CUDA 10.1 - tensorflow build configuration fails

Hello,

I want to build tensorflow 1.14 using CUDA 10.1.168 and CUDNN 7.6.1.34 on Manjaro. But when launching ./configure, it fails when I type CUDA’s version. I have been through :

sudo pacman -S cuda cudnn
./bazel_0.24.1_installer_linux_x86_64.sh --user
export PATH='$PATH:$HOME/bin'
git clone https://github.com/tensorflow/tensorflow.git
cd tensorflow
git checkout r1.14
./configure

and then I got the following :

WARNING: --batch mode is deprecated. Please instead explicitly shut down your Bazel server using the command "bazel shutdown".
You have bazel 0.24.1 installed.
Please specify the location of python. [Default is /usr/bin/python]: 

Found possible Python library paths:
  /usr/lib/python3.7/site-packages
Please input the desired Python library path to use.  Default is [/usr/lib/python3.7/site-packages]

Do you wish to build TensorFlow with XLA JIT support? [Y/n]: 
XLA JIT support will be enabled for TensorFlow.

Do you wish to build TensorFlow with OpenCL SYCL support? [y/N]: 
No OpenCL SYCL support will be enabled for TensorFlow.

Do you wish to build TensorFlow with ROCm support? [y/N]: 
No ROCm support will be enabled for TensorFlow.

Do you wish to build TensorFlow with CUDA support? [y/N]: y
CUDA support will be enabled for TensorFlow.

Do you wish to build TensorFlow with TensorRT support? [y/N]: 
No TensorRT support will be enabled for TensorFlow.

Could not find any cuda.h matching version '' in any subdirectory:
        ''
        'include'
        'include/cuda'
        'include/*-linux-gnu'
        'extras/CUPTI/include'
        'include/cuda/CUPTI'
of:
        '/opt/cuda/extras/CUPTI/lib64'
        '/opt/cuda/lib64'
        '/opt/cuda/nvvm/lib64'
        '/usr'
        '/usr/lib'
        '/usr/lib/libfakeroot'
        '/usr/lib32'
Asking for detailed CUDA configuration...

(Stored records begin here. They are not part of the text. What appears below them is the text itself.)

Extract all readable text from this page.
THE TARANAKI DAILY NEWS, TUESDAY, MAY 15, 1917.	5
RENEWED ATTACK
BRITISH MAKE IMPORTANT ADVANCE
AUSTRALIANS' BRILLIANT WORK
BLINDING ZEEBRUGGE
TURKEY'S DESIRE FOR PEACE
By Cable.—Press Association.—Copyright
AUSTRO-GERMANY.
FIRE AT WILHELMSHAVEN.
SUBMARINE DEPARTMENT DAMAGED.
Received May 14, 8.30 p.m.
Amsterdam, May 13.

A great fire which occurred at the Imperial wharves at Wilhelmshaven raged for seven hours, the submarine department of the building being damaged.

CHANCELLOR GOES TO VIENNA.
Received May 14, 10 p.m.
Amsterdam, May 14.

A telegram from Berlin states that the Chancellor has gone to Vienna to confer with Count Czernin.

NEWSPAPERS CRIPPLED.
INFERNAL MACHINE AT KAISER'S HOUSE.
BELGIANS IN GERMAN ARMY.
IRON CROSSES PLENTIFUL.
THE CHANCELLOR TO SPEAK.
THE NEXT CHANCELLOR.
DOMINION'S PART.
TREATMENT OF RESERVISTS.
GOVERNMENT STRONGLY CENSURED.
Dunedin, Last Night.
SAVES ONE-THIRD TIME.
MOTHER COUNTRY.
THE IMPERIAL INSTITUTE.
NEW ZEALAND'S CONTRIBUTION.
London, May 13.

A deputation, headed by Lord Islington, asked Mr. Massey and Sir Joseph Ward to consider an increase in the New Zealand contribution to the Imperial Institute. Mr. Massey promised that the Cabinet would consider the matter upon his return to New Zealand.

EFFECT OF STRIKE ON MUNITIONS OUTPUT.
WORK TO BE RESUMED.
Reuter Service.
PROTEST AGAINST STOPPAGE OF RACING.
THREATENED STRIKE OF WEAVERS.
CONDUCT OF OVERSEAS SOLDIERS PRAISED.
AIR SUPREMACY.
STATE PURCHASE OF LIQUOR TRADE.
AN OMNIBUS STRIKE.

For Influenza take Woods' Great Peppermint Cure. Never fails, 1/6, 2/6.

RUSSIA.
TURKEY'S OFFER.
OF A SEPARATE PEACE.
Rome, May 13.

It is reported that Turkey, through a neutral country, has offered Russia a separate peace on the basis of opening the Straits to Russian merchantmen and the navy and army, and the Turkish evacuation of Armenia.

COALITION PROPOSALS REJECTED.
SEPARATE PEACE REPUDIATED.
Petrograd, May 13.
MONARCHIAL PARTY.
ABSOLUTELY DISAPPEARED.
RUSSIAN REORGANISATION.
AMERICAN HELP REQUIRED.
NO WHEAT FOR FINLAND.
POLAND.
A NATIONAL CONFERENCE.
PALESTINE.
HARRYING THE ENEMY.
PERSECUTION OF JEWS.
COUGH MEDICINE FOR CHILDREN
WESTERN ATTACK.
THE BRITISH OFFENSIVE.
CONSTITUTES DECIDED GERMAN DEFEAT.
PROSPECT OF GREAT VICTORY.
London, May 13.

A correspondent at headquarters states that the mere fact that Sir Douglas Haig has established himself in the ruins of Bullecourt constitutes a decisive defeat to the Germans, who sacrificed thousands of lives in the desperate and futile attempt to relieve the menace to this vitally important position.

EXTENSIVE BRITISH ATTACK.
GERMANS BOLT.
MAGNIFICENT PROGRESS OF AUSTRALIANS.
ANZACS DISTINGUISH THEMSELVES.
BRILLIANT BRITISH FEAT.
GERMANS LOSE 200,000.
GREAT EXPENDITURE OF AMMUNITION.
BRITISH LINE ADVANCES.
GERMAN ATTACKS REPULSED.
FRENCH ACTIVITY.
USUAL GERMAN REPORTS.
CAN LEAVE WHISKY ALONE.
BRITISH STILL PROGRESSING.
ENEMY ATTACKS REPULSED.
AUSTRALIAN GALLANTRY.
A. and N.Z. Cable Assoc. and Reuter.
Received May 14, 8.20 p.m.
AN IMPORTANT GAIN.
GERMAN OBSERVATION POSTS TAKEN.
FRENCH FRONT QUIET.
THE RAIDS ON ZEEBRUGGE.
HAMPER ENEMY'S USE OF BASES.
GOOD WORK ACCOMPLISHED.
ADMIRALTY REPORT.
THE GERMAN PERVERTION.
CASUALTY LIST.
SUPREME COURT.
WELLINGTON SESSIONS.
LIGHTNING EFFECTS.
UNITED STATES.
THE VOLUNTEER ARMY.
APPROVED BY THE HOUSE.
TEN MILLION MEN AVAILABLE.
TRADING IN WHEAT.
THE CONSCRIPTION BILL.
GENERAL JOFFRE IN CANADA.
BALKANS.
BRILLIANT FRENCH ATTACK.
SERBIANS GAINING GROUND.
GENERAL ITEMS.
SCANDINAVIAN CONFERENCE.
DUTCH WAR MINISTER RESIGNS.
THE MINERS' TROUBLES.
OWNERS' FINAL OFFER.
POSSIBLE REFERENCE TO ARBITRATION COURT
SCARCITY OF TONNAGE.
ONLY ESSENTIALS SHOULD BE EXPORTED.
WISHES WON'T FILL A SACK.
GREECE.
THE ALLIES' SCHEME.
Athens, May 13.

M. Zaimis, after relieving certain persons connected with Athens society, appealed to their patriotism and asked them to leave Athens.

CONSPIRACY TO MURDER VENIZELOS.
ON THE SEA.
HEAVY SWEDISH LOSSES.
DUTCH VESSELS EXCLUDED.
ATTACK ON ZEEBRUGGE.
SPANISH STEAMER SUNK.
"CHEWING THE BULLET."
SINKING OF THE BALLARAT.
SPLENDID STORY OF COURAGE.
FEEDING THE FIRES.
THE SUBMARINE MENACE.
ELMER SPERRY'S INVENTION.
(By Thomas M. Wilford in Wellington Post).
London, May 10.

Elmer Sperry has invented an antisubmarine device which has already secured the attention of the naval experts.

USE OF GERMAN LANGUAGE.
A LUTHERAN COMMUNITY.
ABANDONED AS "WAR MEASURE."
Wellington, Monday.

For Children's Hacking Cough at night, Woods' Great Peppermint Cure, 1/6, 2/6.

Please specify the CUDA SDK version you want to use. [Leave empty to default to CUDA 10]: 10.1.168

Please specify the cuDNN version you want to use. [Leave empty to default to cuDNN 7]: 7.6.1.34

Please specify the locally installed NCCL version you want to use. [Leave empty to use http://github.com/nvidia/nccl]: 1.3

Please specify the comma-separated list of base paths to look for CUDA libraries and headers. [Leave empty to use the default]: 5.0

Could not find any cuda.h matching version '10.1.168' in any subdirectory:
        ''
        'include'
        'include/cuda'
        'include/*-linux-gnu'
        'extras/CUPTI/include'
        'include/cuda/CUPTI'
of:
Asking for detailed CUDA configuration...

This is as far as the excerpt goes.